1941 film by Jules White

So Long Mr. Chumps is a 1941 short subject directed by Jules White starring American slapstick comedy team The Three Stooges (Moe Howard, Larry Fine and Curly Howard). It is the 53rd entry in the series released by Columbia Pictures starring the comedians, who released 190 shorts for the studio between 1934 and 1959.

==Plot==
The Stooges are incompetent but industrious street cleaners. Upon discovering a discarded envelope containing oil bonds, they dutifully return it to its rightful owner, B.O. Davis. Grateful for their integrity, Davis offers them a reward of five thousand dollars on the condition that they locate an honest individual possessing executive capabilities.

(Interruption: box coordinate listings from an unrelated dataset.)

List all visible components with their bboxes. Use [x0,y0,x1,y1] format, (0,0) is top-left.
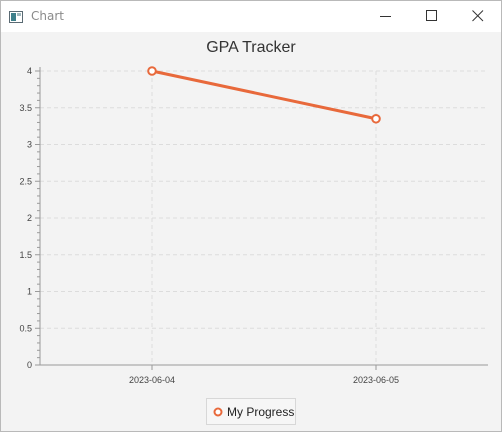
line-chart: 0 0.5 1 1.5 2 2.5 3 3.5 4 2023-06-04 2023-06-05 [19,66,488,385]
minimize-icon [380,16,391,17]
close-icon [472,10,484,22]
chart-app-icon [9,10,23,23]
x-tick-label: 2023-06-04 [129,375,175,385]
y-tick-label: 0 [27,360,32,370]
minimize-button[interactable] [363,1,409,32]
data-point [147,66,157,76]
legend[interactable]: My Progress [206,398,296,425]
legend-marker [213,407,223,417]
y-tick-label: 0.5 [19,323,32,333]
data-point [371,113,381,124]
y-tick-label: 2.5 [19,176,32,186]
y-tick-label: 3 [27,140,32,150]
chart-area: GPA Tracker 0 0.5 1 1.5 2 2.5 3 3.5 4 2023-06-04 2… [1,32,501,431]
chart-title: GPA Tracker [206,39,296,56]
title-bar[interactable]: Chart [1,1,501,32]
y-tick-label: 1.5 [19,250,32,260]
maximize-button[interactable] [409,1,455,32]
y-tick-label: 3.5 [19,103,32,113]
y-tick-label: 2 [27,213,32,223]
window-title: Chart [31,9,64,23]
close-button[interactable] [455,1,501,32]
maximize-icon [426,10,437,21]
series-line [151,69,377,121]
legend-label: My Progress [227,405,295,419]
y-tick-label: 1 [27,287,32,297]
x-tick-label: 2023-06-05 [353,375,399,385]
y-tick-label: 4 [27,66,32,76]
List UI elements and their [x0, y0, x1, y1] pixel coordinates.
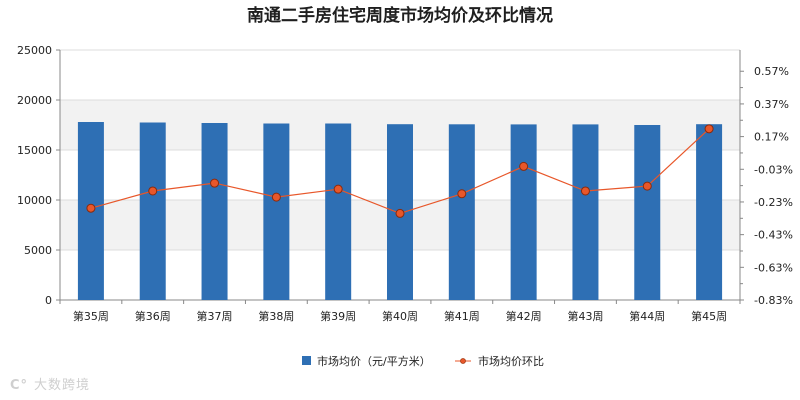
left-tick-label: 10000	[17, 194, 52, 207]
legend-bar-label: 市场均价（元/平方米）	[317, 354, 431, 368]
left-tick-label: 5000	[24, 244, 52, 257]
watermark-text: 大数跨境	[34, 378, 91, 393]
line-series	[86, 124, 714, 218]
chart-title: 南通二手房住宅周度市场均价及环比情况	[247, 5, 553, 26]
line-point	[86, 203, 96, 213]
legend-line-label: 市场均价环比	[478, 354, 544, 368]
line-point	[642, 181, 652, 191]
left-tick-label: 0	[45, 294, 52, 307]
bar	[139, 122, 166, 300]
bar-series	[77, 122, 723, 301]
legend-bar-swatch	[302, 356, 311, 365]
right-tick-label: 0.57%	[754, 65, 789, 78]
legend: 市场均价（元/平方米） 市场均价环比	[302, 354, 544, 368]
x-tick-label: 第40周	[382, 309, 418, 323]
left-tick-label: 15000	[17, 144, 52, 157]
line-point	[580, 186, 590, 196]
x-tick-label: 第42周	[506, 309, 542, 323]
x-tick-label: 第35周	[73, 309, 109, 323]
line-point	[395, 208, 405, 218]
x-tick-label: 第37周	[197, 309, 233, 323]
line-point	[333, 184, 343, 194]
bar	[325, 123, 352, 300]
bar	[572, 124, 599, 301]
right-axis-ticks: -0.83% -0.63% -0.43% -0.23% -0.03% 0.17% 0.37%…	[754, 65, 793, 307]
line-point	[271, 192, 281, 202]
watermark-logo-icon: C°	[10, 378, 29, 393]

They initiate their search by leaving a wallet on the sidewalk for passersby to find, with the expectation that an honest person will reveal their integrity by returning it to them. To their chagrin, the only living being to pass their test is a dog, who returns the wallet and then guides the Stooges to an encounter with his owner. His owner is a distressed young woman who reveals that her beloved has been unjustly imprisoned. She describes him as an honest man and insists that she can prove his innocence if the Stooges will help him to escape from jail. The Stooges devise a plan to intentionally land themselves in jail.

Once incarcerated, they successfully locate the individual in question, Percy Pomeroy. The Stooges execute an escape that involves modifying their prison attire to resemble guard uniforms using black paint. However, their freedom is short-lived as they fortuitously encounter Davis, who is revealed to be "Lone Wolf" Louie, a notorious bond swindler. Consequently, both Davis and the Stooges find themselves incarcerated once more.

==Production notes==
So Long Mr. Chumps was filmed on July 25–30, 1940. The film title is a parody of the film Goodbye, Mr. Chips. The jail sequences were reused in Beer Barrel Polecats.

When the Stooges drop their iron balls that are chained to their legs, the sounds that are heard are again the NBC Chimes, a gag recycled from the team's 1937 short Back to the Woods.

Bud Jamison appeared in a deleted scene where he was a policeman noticing the Stooges and Pomeroy's girlfriend.

In the final scene, where Moe and Larry were breaking rocks over Curly's head, Larry picks up what seems to be a rather heavy rock. Curly notices the rock and replies, "Hey, wait a minute! That's a real one! I'm no fool." Curly then chuckles, while Larry and Moe smile. Often regarded as an unscripted moment, it was later determined that exchange was scripted in advance, as it appeared in director Jules White's final shooting script. The exchange might have started out as improv while the scene was being rehearsed.

Bruce Bennett (aka Herman Brix, a former Olympic athlete and Tarzan actor) appears in dual roles as both a truck driver and as one of the guards giving orders to the Stooges.

Laurel and Hardy had painted their prison uniforms white in 1927's The Second Hundred Years. They were also trash collectors in 1939's A Chump at Oxford.